Hugo turned back to face me.

“Leir, if I told you I have the power to give you everlasting life—”

“That’s blasphemy. Immortality is reserved for God alone.”

“God does not know me anymore.”

“How can you say these things?”

“Lucifer gave the power to Lilith, who passed the power to her children. I possess it now and I long to bestow it upon you. I want to keep you, Leir.”

“Lilith is a myth.”

I began edging my way to the open door. Hugo, surprisingly, let me.

“I told you I wasn’t lying about my life—my past.”

“You’ve told me nothing about your past.”

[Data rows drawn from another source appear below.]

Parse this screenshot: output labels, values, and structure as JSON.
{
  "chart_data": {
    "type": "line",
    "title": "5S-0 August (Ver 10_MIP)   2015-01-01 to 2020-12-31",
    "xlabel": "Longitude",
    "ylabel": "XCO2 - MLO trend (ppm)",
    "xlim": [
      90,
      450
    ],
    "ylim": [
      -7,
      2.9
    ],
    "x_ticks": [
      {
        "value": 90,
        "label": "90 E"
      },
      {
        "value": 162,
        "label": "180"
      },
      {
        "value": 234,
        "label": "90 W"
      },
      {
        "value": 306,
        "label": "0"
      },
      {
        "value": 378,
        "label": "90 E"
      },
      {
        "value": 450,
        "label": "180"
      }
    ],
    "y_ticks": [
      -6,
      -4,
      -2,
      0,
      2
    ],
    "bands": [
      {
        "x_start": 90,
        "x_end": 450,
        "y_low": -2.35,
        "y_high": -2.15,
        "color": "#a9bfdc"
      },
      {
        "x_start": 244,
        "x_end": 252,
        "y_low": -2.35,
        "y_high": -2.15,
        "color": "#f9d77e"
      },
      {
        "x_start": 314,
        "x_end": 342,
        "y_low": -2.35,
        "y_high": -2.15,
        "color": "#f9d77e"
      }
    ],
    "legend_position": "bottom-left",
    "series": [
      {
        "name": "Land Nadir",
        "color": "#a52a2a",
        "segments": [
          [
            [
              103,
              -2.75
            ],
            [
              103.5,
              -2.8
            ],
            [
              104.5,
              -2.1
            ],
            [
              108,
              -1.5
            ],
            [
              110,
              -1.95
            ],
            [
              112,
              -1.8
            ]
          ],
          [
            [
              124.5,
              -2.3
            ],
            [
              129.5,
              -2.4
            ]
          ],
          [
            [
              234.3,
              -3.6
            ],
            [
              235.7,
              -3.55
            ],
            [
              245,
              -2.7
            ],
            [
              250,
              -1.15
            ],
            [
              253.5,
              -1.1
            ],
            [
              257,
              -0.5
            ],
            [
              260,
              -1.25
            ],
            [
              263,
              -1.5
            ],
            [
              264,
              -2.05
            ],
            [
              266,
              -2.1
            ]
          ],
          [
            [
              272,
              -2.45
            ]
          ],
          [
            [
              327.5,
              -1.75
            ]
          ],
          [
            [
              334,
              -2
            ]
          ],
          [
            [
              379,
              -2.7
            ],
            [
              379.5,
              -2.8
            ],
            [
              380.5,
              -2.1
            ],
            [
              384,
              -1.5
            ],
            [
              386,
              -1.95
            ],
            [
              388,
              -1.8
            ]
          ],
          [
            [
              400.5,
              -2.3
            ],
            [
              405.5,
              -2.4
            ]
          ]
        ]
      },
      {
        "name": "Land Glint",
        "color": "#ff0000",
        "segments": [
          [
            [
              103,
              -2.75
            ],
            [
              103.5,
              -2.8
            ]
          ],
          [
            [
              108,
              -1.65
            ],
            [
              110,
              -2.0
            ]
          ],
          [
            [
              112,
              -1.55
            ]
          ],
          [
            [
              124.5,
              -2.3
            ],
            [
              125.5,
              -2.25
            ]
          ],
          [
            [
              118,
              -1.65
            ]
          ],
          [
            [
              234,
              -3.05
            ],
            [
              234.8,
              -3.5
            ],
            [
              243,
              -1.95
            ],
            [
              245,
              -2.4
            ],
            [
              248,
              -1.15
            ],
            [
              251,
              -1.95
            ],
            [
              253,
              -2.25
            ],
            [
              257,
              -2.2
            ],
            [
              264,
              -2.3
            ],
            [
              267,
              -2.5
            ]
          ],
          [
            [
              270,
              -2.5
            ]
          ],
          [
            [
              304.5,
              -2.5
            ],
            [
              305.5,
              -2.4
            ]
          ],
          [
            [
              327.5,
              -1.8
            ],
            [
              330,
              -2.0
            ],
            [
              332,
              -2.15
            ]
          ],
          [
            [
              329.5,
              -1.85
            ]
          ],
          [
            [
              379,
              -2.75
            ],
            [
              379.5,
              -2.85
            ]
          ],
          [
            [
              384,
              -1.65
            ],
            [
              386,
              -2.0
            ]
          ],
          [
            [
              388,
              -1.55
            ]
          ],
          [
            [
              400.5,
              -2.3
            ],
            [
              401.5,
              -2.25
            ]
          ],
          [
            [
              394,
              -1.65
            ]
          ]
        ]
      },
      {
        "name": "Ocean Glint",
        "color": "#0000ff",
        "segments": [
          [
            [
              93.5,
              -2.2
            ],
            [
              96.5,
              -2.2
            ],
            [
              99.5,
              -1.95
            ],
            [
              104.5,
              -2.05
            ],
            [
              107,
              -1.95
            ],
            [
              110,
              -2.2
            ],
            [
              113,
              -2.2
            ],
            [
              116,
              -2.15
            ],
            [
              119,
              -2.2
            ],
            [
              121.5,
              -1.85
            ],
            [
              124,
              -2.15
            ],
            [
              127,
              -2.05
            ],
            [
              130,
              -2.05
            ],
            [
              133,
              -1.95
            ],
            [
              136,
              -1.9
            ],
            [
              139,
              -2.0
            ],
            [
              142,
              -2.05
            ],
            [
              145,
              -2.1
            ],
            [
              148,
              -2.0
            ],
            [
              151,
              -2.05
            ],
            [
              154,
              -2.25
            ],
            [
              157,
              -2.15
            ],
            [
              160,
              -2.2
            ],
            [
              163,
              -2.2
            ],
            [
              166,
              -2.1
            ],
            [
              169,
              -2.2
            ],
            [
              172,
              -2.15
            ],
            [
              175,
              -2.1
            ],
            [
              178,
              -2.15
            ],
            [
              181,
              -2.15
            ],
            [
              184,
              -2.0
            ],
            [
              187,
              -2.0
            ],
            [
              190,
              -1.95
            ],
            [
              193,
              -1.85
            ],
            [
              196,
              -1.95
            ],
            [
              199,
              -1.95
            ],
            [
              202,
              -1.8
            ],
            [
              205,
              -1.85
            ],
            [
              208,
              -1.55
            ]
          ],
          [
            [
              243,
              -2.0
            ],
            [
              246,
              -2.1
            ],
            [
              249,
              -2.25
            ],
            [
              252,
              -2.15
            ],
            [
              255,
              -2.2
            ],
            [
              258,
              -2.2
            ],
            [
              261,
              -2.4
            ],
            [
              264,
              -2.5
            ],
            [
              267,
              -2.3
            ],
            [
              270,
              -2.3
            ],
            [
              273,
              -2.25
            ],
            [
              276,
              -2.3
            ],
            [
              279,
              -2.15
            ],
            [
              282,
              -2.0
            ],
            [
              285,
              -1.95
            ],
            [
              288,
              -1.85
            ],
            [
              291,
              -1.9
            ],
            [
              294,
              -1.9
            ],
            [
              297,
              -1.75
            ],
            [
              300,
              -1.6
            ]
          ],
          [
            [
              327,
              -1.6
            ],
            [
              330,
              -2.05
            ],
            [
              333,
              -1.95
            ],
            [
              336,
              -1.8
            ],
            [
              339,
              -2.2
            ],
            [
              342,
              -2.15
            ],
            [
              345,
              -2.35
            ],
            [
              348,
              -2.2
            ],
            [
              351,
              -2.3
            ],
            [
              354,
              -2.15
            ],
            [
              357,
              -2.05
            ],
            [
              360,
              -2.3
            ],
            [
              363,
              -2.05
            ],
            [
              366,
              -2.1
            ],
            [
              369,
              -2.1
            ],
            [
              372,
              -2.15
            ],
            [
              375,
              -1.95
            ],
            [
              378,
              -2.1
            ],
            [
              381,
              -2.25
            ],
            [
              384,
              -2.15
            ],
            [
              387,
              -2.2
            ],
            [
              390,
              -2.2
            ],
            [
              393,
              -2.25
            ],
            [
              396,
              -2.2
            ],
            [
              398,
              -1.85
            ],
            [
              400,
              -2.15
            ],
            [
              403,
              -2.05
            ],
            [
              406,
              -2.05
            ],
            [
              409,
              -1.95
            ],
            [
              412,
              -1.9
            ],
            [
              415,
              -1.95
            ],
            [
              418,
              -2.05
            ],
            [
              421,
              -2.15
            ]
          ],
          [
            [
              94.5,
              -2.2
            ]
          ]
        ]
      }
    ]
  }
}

“Well then, I shall tell you now.” He smiled a deceiving smile. "My mother named me Claudius. I changed it to Hugo when I moved to France in 1756. My mother, who I’ve told you did not love me, died when I was sixteen years of age. I was left to care for myself until I was thirty—and then Mallus found me.”

“Who was Mallus?”

“Mallus was my creator. He is dead now.”

“What are you saying?”

“Leir, you are not an unintelligent man. What are you thinking?”

I took a deep breath. “If everything you are telling me is true, you cannot be human. I’ve heard stories—peasants tales and myths.”

“Tell me about them.” Something in his eyes gave me chills.

“Stories of creatures that never come out in the daylight—you only visit me at night. Stories of creatures that are forsaken by God, who are immortal—you say that you are both. The creatures are inhumanly beautiful and strong. They can control people and animals. You calmed a crowd of hundreds with only one word.”

“You are forgetting one important detail, Leir. Tell me one more thing about these creatures.”

I hesitated.

“Tell me!”

“They live by drinking the blood of humans,” I whispered.

“The ancients called us vrykolakas and strigoi.” Hugo smiled broadly. “Vampire.”


I ran—as fast as I could, down one hall and then another. The old man was walking toward me with a tray; I pushed him as hard as I could out of my way. The tray fell with a crash and I knew I hurt him, but I kept running. Eventually the hall opened into a large, marble ballroom. There were six doors on three walls. As quickly as I could, I ran to each door—locked, every one. I was on my fifth door when I heard him speak again.

“Leir, I’m faster than you could ever dream, and you don’t know the way out.”

I turned as Hugo strolled into the ballroom through the door I had used. I turned away again to try the final door, but now Hugo was leaning against it. I remember screaming and falling. Then, Hugo was kneeling next to me, lifting me up by my shirt collar.

“Do not fret, my Leir. By tomorrow morning, you will be one among the most beautifully frightening creatures mankind has ever known.”